Monday, September 7, 2020

SQL Server - Parsing, Casting and Conversion

Sometimes the data stores in the table in a different format in comparison to the real data type it belongs to. The date might be stored as an integer value or a string value, numerical values might be stored as a character string, the currency might be stored in number format. The reason or explanation could be whatever requested by the design or business. One cannot expect the same as an output, there we need casting, parsing, and conversion methods.

This article focuses on the following functions -

1) CAST

2) CONVERT

3) PARSE

4) TRY_PARSE

5) TRY_CAST

6) TRY_CONVERT

CAST:

Cast function converts an expression from one data type to another. This is ANSI-SQL specification.

Examples:

SELECT CAST(25.65 AS INT);
The query returns the value of 25.65 as 25 by converting the 'decimal' into an integer. 

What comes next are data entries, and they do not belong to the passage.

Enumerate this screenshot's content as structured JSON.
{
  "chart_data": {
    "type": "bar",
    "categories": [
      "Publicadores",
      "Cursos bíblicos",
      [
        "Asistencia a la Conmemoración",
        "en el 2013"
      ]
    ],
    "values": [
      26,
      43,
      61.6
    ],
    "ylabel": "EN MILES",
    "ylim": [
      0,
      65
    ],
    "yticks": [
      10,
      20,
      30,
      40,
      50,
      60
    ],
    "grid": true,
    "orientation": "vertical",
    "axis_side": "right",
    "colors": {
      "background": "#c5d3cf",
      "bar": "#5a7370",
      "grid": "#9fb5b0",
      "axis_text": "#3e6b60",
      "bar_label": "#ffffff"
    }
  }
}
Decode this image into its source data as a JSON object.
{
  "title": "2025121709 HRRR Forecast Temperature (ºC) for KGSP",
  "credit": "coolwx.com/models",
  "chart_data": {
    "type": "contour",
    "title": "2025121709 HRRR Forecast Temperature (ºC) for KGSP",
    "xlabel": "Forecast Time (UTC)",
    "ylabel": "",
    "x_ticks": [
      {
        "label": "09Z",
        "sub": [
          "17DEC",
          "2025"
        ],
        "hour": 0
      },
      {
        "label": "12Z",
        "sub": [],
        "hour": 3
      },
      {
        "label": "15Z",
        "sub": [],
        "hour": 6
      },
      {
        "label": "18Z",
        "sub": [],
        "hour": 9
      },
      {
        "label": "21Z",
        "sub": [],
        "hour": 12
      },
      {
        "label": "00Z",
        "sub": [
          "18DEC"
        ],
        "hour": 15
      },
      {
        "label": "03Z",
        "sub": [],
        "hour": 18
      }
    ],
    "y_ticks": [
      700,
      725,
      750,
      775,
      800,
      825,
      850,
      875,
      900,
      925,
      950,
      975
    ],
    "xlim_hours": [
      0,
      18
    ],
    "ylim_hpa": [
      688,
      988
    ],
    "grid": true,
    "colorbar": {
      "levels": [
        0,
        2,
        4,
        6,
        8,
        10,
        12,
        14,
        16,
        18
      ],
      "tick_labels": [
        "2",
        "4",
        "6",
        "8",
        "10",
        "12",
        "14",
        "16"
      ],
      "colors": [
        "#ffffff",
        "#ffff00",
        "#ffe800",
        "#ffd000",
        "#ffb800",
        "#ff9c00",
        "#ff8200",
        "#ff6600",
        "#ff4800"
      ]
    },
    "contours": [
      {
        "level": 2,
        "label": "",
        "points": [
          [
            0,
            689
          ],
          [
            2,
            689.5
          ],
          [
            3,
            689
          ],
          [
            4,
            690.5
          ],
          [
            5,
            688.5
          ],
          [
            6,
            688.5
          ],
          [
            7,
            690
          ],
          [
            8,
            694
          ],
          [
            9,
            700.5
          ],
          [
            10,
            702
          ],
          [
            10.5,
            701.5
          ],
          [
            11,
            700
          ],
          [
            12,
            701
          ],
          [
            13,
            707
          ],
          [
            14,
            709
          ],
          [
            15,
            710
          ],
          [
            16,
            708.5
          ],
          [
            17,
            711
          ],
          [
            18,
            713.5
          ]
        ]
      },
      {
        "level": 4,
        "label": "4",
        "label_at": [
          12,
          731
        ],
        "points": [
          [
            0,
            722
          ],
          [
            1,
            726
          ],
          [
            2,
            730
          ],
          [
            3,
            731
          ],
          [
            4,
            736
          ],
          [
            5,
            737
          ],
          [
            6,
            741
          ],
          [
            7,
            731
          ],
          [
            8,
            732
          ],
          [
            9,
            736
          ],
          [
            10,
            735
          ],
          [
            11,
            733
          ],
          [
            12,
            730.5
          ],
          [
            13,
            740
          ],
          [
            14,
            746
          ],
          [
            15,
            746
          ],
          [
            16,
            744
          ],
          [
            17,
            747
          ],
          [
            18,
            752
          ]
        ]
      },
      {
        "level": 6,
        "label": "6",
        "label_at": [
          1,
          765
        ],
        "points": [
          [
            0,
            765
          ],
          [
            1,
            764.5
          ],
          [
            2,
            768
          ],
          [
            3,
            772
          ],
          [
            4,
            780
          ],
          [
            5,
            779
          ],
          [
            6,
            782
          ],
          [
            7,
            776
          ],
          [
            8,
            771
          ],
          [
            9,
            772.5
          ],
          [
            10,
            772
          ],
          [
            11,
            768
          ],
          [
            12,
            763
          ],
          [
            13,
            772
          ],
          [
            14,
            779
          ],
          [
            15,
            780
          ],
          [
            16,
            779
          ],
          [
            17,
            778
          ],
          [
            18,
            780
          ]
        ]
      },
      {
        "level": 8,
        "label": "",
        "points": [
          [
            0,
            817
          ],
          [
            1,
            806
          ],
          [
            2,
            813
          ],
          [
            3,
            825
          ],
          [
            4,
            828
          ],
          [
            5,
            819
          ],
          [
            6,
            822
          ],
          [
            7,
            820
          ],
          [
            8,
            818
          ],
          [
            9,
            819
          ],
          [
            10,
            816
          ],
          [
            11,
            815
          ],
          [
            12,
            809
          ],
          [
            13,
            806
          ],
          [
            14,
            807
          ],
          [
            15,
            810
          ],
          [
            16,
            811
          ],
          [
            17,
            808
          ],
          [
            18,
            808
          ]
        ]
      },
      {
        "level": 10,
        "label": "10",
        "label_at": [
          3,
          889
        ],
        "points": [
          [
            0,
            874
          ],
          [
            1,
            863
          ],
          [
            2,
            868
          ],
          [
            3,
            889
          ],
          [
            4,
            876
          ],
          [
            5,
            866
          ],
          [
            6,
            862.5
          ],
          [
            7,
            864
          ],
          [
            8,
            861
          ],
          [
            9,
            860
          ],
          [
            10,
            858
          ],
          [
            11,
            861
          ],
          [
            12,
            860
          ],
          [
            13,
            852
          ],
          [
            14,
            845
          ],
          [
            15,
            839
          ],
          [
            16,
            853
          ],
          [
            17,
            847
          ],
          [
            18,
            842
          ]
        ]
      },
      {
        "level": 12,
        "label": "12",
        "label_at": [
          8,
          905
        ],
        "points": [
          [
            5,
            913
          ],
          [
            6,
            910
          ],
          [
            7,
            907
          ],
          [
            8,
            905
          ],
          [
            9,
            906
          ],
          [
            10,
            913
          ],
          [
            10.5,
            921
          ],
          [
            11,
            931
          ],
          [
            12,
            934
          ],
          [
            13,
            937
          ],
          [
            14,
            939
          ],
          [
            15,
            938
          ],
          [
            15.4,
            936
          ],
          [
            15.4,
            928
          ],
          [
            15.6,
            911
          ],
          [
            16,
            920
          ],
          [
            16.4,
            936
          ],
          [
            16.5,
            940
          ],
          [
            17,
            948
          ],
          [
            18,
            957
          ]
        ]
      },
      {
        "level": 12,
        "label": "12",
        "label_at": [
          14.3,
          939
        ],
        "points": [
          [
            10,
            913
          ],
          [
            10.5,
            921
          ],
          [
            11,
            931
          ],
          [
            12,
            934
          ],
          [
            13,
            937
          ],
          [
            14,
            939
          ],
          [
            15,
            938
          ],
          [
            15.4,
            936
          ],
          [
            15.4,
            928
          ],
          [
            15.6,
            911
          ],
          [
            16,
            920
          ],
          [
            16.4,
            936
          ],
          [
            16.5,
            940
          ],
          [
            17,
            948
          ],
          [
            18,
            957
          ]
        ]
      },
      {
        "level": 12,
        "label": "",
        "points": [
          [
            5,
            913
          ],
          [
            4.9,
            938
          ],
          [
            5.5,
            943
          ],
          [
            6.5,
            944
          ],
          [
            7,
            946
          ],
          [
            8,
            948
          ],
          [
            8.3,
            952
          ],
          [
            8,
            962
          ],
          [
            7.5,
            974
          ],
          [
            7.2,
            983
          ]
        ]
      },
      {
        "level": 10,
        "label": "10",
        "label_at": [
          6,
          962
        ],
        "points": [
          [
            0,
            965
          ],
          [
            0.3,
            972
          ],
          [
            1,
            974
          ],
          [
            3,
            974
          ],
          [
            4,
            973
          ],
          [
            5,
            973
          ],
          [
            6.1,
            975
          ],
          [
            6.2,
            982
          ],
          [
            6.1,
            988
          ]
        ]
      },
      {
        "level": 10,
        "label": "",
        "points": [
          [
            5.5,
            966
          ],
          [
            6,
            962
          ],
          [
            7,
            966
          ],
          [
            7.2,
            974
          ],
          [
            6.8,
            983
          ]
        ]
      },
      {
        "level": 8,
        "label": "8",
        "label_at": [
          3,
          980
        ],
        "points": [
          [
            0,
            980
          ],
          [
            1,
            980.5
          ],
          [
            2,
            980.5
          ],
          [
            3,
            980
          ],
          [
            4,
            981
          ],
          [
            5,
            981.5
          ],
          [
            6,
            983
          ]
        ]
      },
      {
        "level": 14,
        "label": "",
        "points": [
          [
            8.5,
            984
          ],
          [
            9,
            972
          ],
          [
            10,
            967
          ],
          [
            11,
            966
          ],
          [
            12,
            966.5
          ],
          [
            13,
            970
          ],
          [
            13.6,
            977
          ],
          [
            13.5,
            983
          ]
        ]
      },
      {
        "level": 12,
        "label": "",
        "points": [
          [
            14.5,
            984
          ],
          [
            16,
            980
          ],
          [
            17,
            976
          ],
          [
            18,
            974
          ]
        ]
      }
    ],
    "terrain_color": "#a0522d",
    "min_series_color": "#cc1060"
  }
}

SELECT CAST(25.65 AS VARCHAR);
The query returns the value of 25.65 as 25.65 but the later one is a character string. 

SELECT
 CAST('2017-08-25' AS DATETIME);
The query returns the value of "2017-08-25" as "2017-08-25 00:00:00.000" by converting the 'decimal' values into an integer.

Let's see one more example. 

USE AdventureWorks2017;
GO

SELECT Name,
             sellstartdate,
             CAST(sellstartdate AS VARCHAR) converteddate,
             ListPrice
FROM Production.Product
WHERE CAST(ListPrice AS int) LIKE '3%';
GO




CONVERT:

Convert is SQL implementation-specific function. Though it does the same the Cast function does and there isn't any difference in performance however Convert function allows a more noteworthy broadness of flexibility when converting among date and time values, fractional numbers, and monetary signifiers.

Examples:

SELECT CONVERT (INT, 25.65)
The query returns "25" by converting the 'decimal' into an integer. 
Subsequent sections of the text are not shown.